Historian Vincent J. Cannato has an op-ed in the Washington Post rightly critical of historians' tendency to make instant judgments of Presidencies, both of Bush and others.

I always thought historians were those who wrote about the past after the passage of a reasonable amount of time, and journalists and pundits were--well, there's a lot of things I could call them, but we'll stick with "chroniclers of the present, taking a snapshot in time." Historians are distinguished by waiting, reflection, research, and analyzing the long-term consequences of actions taken. Not with predicting those consequences, but actually studying them, because they have occurred.

That's not to say that history is infallible; surely not.

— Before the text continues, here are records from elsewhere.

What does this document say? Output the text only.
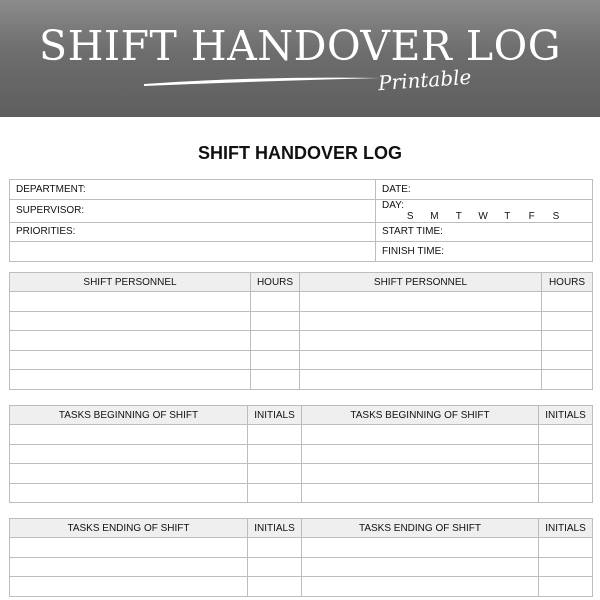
SHIFT HANDOVER LOG
Printable
SHIFT HANDOVER LOG
DEPARTMENT:	DATE:
SUPERVISOR:	DAY: S M T W T F S
PRIORITIES:	START TIME:
	FINISH TIME:
SHIFT PERSONNEL	HOURS	SHIFT PERSONNEL	HOURS

TASKS BEGINNING OF SHIFT	INITIALS	TASKS BEGINNING OF SHIFT	INITIALS

TASKS ENDING OF SHIFT	INITIALS	TASKS ENDING OF SHIFT	INITIALS
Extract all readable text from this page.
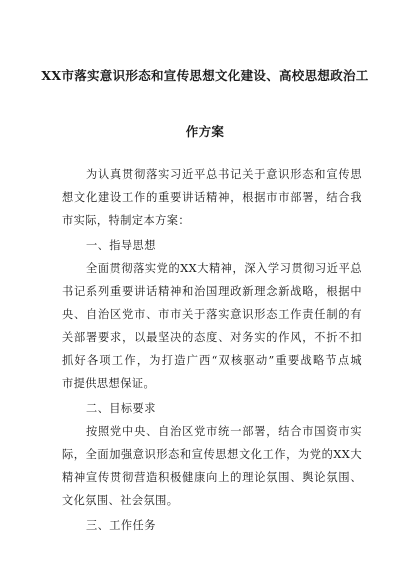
XX市落实意识形态和宣传思想文化建设、高校思想政治工
作方案
为认真贯彻落实习近平总书记关于意识形态和宣传思
想文化建设工作的重要讲话精神，根据市市部署，结合我
市实际，特制定本方案：
一、指导思想
全面贯彻落实党的XX大精神，深入学习贯彻习近平总
书记系列重要讲话精神和治国理政新理念新战略，根据中
央、自治区党市、市市关于落实意识形态工作责任制的有
关部署要求，以最坚决的态度、对务实的作风，不折不扣
抓好各项工作，为打造广西“双核驱动”重要战略节点城
市提供思想保证。
二、目标要求
按照党中央、自治区党市统一部署，结合市国资市实
际，全面加强意识形态和宣传思想文化工作，为党的XX大
精神宣传贯彻营造积极健康向上的理论氛围、舆论氛围、
文化氛围、社会氛围。
三、工作任务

I've written before about some of the problems inherent in writing history, especially history with an agenda--and everyone's got an agenda, whether upfront about it or not.

Churchill is an interesting case in point. After the WWI debacle of his Admiralty decisions concerning the Dardanelles and Gallipoli (see this as well), the judgment of history would have been "Stupidity. Failure. Poor judgment." During the thirties, Churchill was practically a laughingstock in Parliament, a man whose dire warnings about Hitler and Germany were widely considered almost demented and rather pathetic.

Of course, history has vindicated Churchill. Yes, he had flaws, but history calls him "great." Of course in this, as in many other things, Churchill was both uncommonly prescient and uncommonly articulate; he said, "History will be kind to me, for I intend to write it."

That's not the only reason history has been kind to Churchill. But shortly after WWII, when one would have thought he would have been a hero to all, the electorate voted him out of office. The judgments of the present are not the same as the viewpoint of history.

This is what Cannato cautions on Bush. Of course, we all need to make judgments in the present based on incomplete knowledge, and we all lack the ability to foretell the future. But that's not the same as declaring we already know the judgment of history. Folks such as Michael Lind would do well to heed that caution (hat tip: Done With Mirrors).